There is also significant uncertainty surrounding how many states would seek to waive community rating under the AHCA. Some states might do so to roll back what they consider to be excessive regulation of the insurance market initiated by the ACA and preserved under the AHCA. Other states might come under pressure to implement waivers from insurers who believe the market would be unstable, given that the AHCA repeals the ACA’s individual mandate. What states decide to do may ultimately have the greatest effect on how many people with pre-existing conditions face potentially unaffordable insurance premiums.

Larry Levitt, Gary Claxton, Cynthia Cox, and Karen Pollitz are with the Kaiser Family Foundation.
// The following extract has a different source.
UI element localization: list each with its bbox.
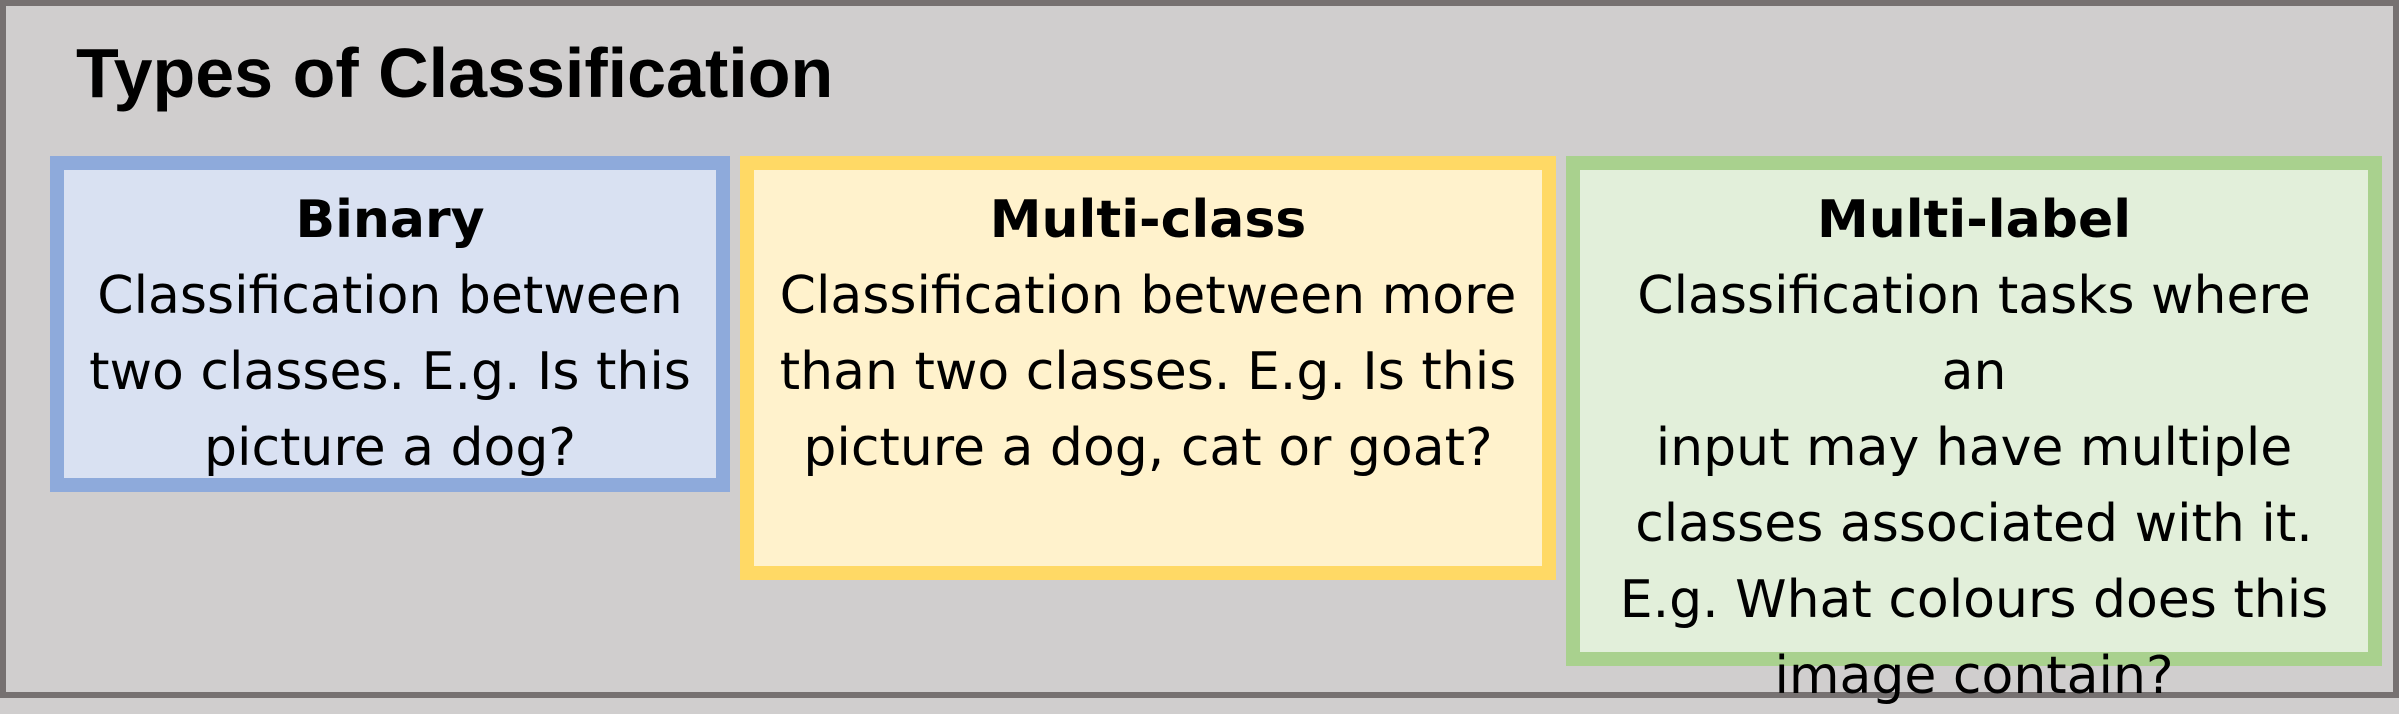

Anthony Damico is an independent consultant to the Kaiser Family Foundation.

Methods

To calculate nationwide prevalence rates of declinable health conditions, we reviewed the survey responses of nonelderly adults for all question items shown in Methods Table 1 using the CDC’s 2015 National Health Interview Survey (NHIS).  Approximately 27% of 18-64 year olds, or 52 million nonelderly adults, reported having at least one of these declinable conditions in response to the 2015 survey.  For more details on methods and a list of declinable conditions included in this analysis, see our earlier brief: Pre-existing Conditions and Medical Underwriting in the Individual Insurance Market Prior to the ACA.

The programming code, written using the statistical computing package R, is available upon request for people interested in replicating this approach for their own analysis.

Endnotes
  1. Note that coverage gaps identified in NHIS do not match up precisely to the 63-day threshold in the AHCA. People who were uninsured at the time they were surveyed were asked if they had been uninsured for at least the prior six months, a longer period than the AHCA threshold.  People who were insured at the time of the survey were asked if they had experienced any gaps in coverage totaling at least three months during the past year.  These coverage gaps identified in NHIS may not have been consecutive months, but that would typically be the case.